Явились, в обнимку и в обжимку, виновники торжества. Женечка был великолепен. Яркий кожаный костюм бирюзового цвета плотно облегал корпус, галстук-бабочка топорщился, пестрый и блестящий, будто конфетный фантик. Ирочка — всегда заходившая за Женечкой, считавшим себе за мужское правило только ее провожать, — выглядела, по сравнению с возлюбленным, как бледное пятно. Свои неяркие волосы она накрутила на бигуди, но они все равно висели плоско, вялыми лентами; платьице жесткого тюля казалось мерзлым, сделанным из ледяной шелухи.
«Ну что, дядь-Олег, идете, нет? — проговорил Женечка развязнее, чем обычно, с претензией на равенство взрослых людей. — Присоединяйтесь к обществу! Будет хороший алкоголь, не та газировка, которую преподы поставят на столы. Я финансирую!» «Ты знаешь, я не пью, — ровным голосом ответил Ведерников, попридержав Лиду, прянувшую было отвесить взрослому человеку свой килограммовый подзатыльник. — И вообще, мы только на торжественную часть. Потом пейте, пойте, пляшите, а мы уж домой, по-стариковски».
Торжественная часть вечера сильно затянулась. В длинном актовом зале было душно, высокие ветхие окна не открывались лет, наверное, двадцать, четыре люстры под желтоватым потолком тлели грудами угольев, словно им для горения тоже не хватало кислорода. Маленькая, страшно скрипучая сцена была украшена гроздьями трущихся шаров, в которых, казалось, шло брожение мутного содержимого. Муниципальный чиновник, с дамскими пятнами на щеках и горячим бисером у корней металлических, мелко блестевших волос, говорил пятнадцать минут. Затем он, как и обещал, предоставил слово «нашему уважаемому Олегу Вениаминовичу, нашему, так сказать, эталону и моральному образцу». На это собрание отреагировало вялым плеском, на фоне которого выделялись сочные хлопки, похожие на кваканье гигантской лягушки, — производимые лыбящимся Женечкой, как убедился Ведерников, оглянувшись на зал.

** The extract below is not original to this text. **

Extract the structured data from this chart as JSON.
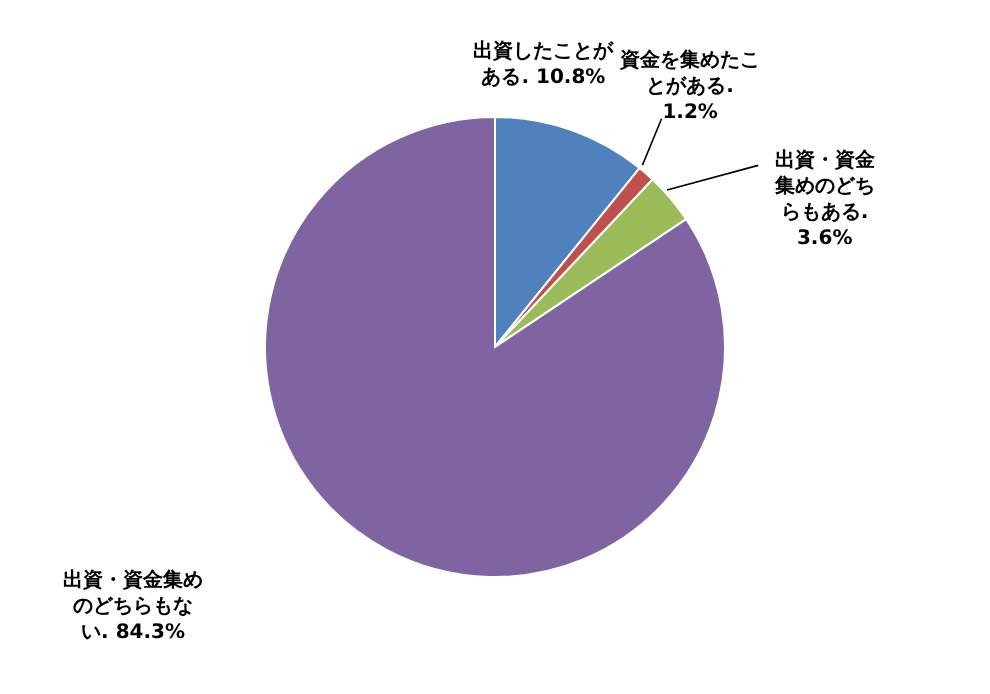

Он сам не помнил, что наговорил в микрофон. Должно быть, он исполнил то, чего от него хотели, потому что повторный аплодисмент был гуще и крепче, а внизу, у сцены, его буквально принял на руки принаряженный, растроганный до теплых слез, педагогический коллектив. Спускаясь кое-как, Ведерников успел заметить, что зал монолитен только в первых десяти-двенадцати рядах, а дальше зияют пустоты кресел, темнеют стоячие скопления «взрослых людей» — и там гуляют по кругу некие стеклянные предметы, подозрительно похожие на винные бутылки.

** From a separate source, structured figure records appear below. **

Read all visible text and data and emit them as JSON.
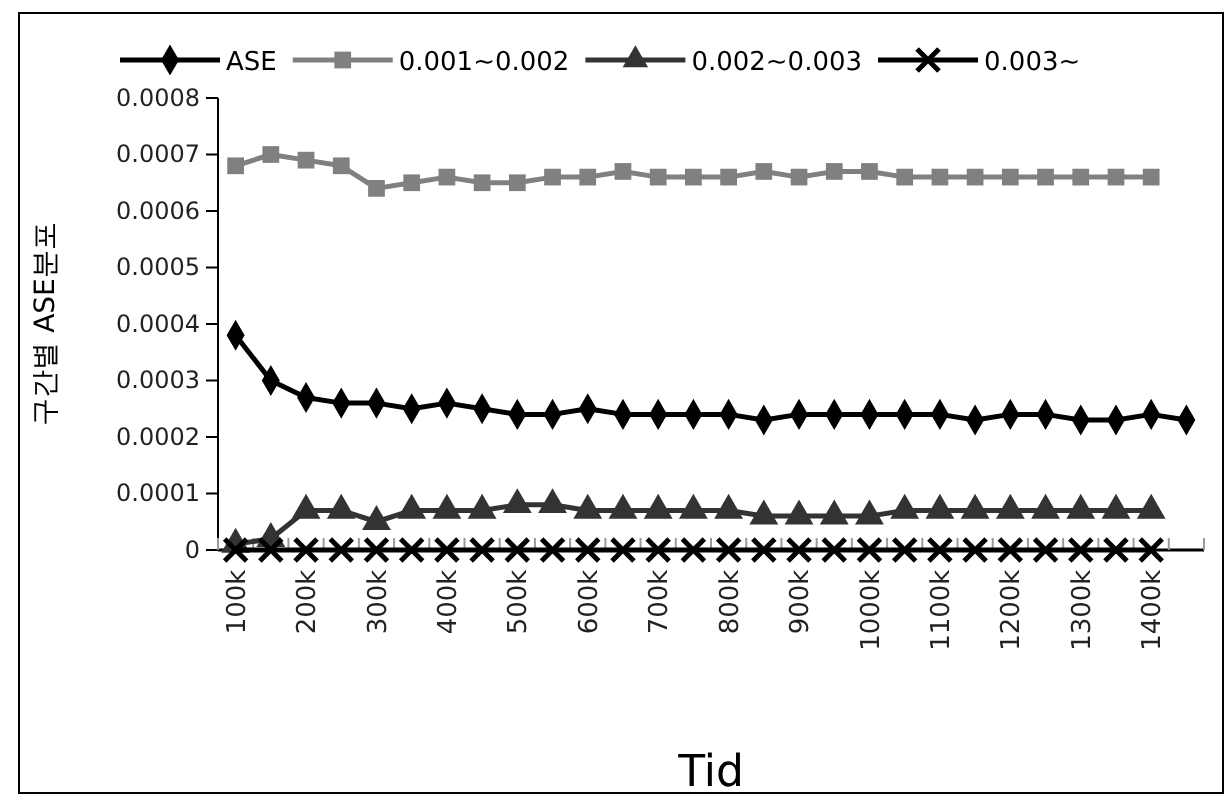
{
  "chart_data": {
    "type": "line",
    "xlabel": "Tid",
    "ylabel": "구간별 ASE분포",
    "categories": [
      "100k",
      null,
      "200k",
      null,
      "300k",
      null,
      "400k",
      null,
      "500k",
      null,
      "600k",
      null,
      "700k",
      null,
      "800k",
      null,
      "900k",
      null,
      "1000k",
      null,
      "1100k",
      null,
      "1200k",
      null,
      "1300k",
      null,
      "1400k",
      null
    ],
    "series": [
      {
        "name": "ASE",
        "color": "#000000",
        "marker": "diamond",
        "values": [
          0.00038,
          0.0003,
          0.00027,
          0.00026,
          0.00026,
          0.00025,
          0.00026,
          0.00025,
          0.00024,
          0.00024,
          0.00025,
          0.00024,
          0.00024,
          0.00024,
          0.00024,
          0.00023,
          0.00024,
          0.00024,
          0.00024,
          0.00024,
          0.00024,
          0.00023,
          0.00024,
          0.00024,
          0.00023,
          0.00023,
          0.00024,
          0.00023
        ]
      },
      {
        "name": "0.001~0.002",
        "color": "#808080",
        "marker": "square",
        "values": [
          0.00068,
          0.0007,
          0.00069,
          0.00068,
          0.00064,
          0.00065,
          0.00066,
          0.00065,
          0.00065,
          0.00066,
          0.00066,
          0.00067,
          0.00066,
          0.00066,
          0.00066,
          0.00067,
          0.00066,
          0.00067,
          0.00067,
          0.00066,
          0.00066,
          0.00066,
          0.00066,
          0.00066,
          0.00066,
          0.00066,
          0.00066,
          null
        ]
      },
      {
        "name": "0.002~0.003",
        "color": "#333333",
        "marker": "triangle",
        "values": [
          1e-05,
          2e-05,
          7e-05,
          7e-05,
          5e-05,
          7e-05,
          7e-05,
          7e-05,
          8e-05,
          8e-05,
          7e-05,
          7e-05,
          7e-05,
          7e-05,
          7e-05,
          6e-05,
          6e-05,
          6e-05,
          6e-05,
          7e-05,
          7e-05,
          7e-05,
          7e-05,
          7e-05,
          7e-05,
          7e-05,
          7e-05,
          null
        ]
      },
      {
        "name": "0.003~",
        "color": "#000000",
        "marker": "cross",
        "values": [
          0,
          0,
          0,
          0,
          0,
          0,
          0,
          0,
          0,
          0,
          0,
          0,
          0,
          0,
          0,
          0,
          0,
          0,
          0,
          0,
          0,
          0,
          0,
          0,
          0,
          0,
          0,
          null
        ]
      }
    ],
    "ylim": [
      0,
      0.0008
    ],
    "yticks": [
      0,
      0.0001,
      0.0002,
      0.0003,
      0.0004,
      0.0005,
      0.0006,
      0.0007,
      0.0008
    ],
    "grid": false,
    "legend": "top",
    "line_style": "solid"
  }
}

Потом величавая директриса в новом шелковом костюме интенсивного синего цвета, которого от нее никто не ожидал, награждала лучших учеников. Коротаева, получая медаль, так разволновалась, что не могла говорить, только привставала на цыпочки и захлебывалась, будто пыталась глотнуть необычайного воздуха из каких-то высоких слоев атмосферы. Потом начались угощения и танцы. Приволокли на сцену гору аппаратуры, посадили диджея, забавного малого с подвижным резиновым личиком, склонявшегося над пультом с важностью маэстро за шахматной доской. Весело растащили, нагромоздив в углу опасным штабелем, ряды деревянных кресел, попытались выключить люстры, но две из четырех угасли не совсем и напоминали теперь, благодаря чахлому желтому трепету оставшихся ламп, мглистые, с остатками жухлых листьев, осенние кусты.

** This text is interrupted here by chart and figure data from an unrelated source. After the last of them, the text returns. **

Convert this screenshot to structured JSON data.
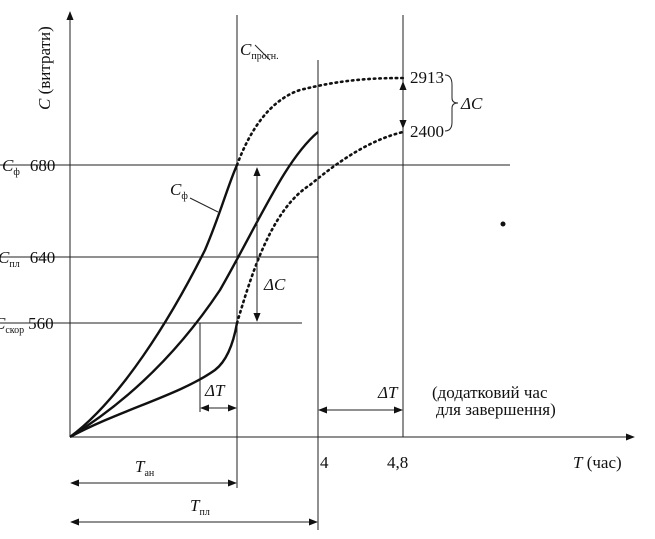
{
  "y_axis": {
    "symbol": "C",
    "note": "(витрати)"
  },
  "x_axis": {
    "symbol": "T",
    "note": "(час)",
    "ticks": [
      "4",
      "4,8"
    ]
  },
  "levels": [
    {
      "symbol": "C",
      "sub": "ф",
      "value": "680"
    },
    {
      "symbol": "C",
      "sub": "пл",
      "value": "640"
    },
    {
      "symbol": "C",
      "sub": "скор",
      "value": "560"
    }
  ],
  "curve_labels": {
    "forecast": {
      "symbol": "C",
      "sub": "прогн."
    },
    "actual": {
      "symbol": "C",
      "sub": "ф"
    }
  },
  "end_values": [
    "2913",
    "2400"
  ],
  "delta_c": [
    "ΔC",
    "ΔC"
  ],
  "delta_t": [
    "ΔT",
    "ΔT"
  ],
  "extra_time_note": [
    "(додатковий час",
    "для завершення)"
  ],
  "durations": [
    {
      "symbol": "T",
      "sub": "ан"
    },
    {
      "symbol": "T",
      "sub": "пл"
    }
  ]
}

Можно было двигаться домой, но Ведерников медлил. Со странной, болезненной нежностью он смотрел на старых своих учителей. Теперь, когда поклонницы его морального подвига перестали обращать на него все свое внимание, он как бы анонимно видел тяжелые глянцевые руки со следами въевшегося мела, замшевые щеки в пятнах ржавчины, грубую косметику поверх морщин, делавшую знакомые лица похожими на облупившиеся фрески. «Вот, я принес тебе выпить!» — радостно сообщил Ван-Ваныч, возникший вдруг из-за плеча. Мягкий и тяжеленький пластиковый стакан содержал красное вино с привкусом чернил — пришлось отпить, чтобы не выдавить ненароком этот пузырь на брюки. «Закуси», — строго сказала Лида, разворачивая для Ведерникова налипший на обертку шоколад.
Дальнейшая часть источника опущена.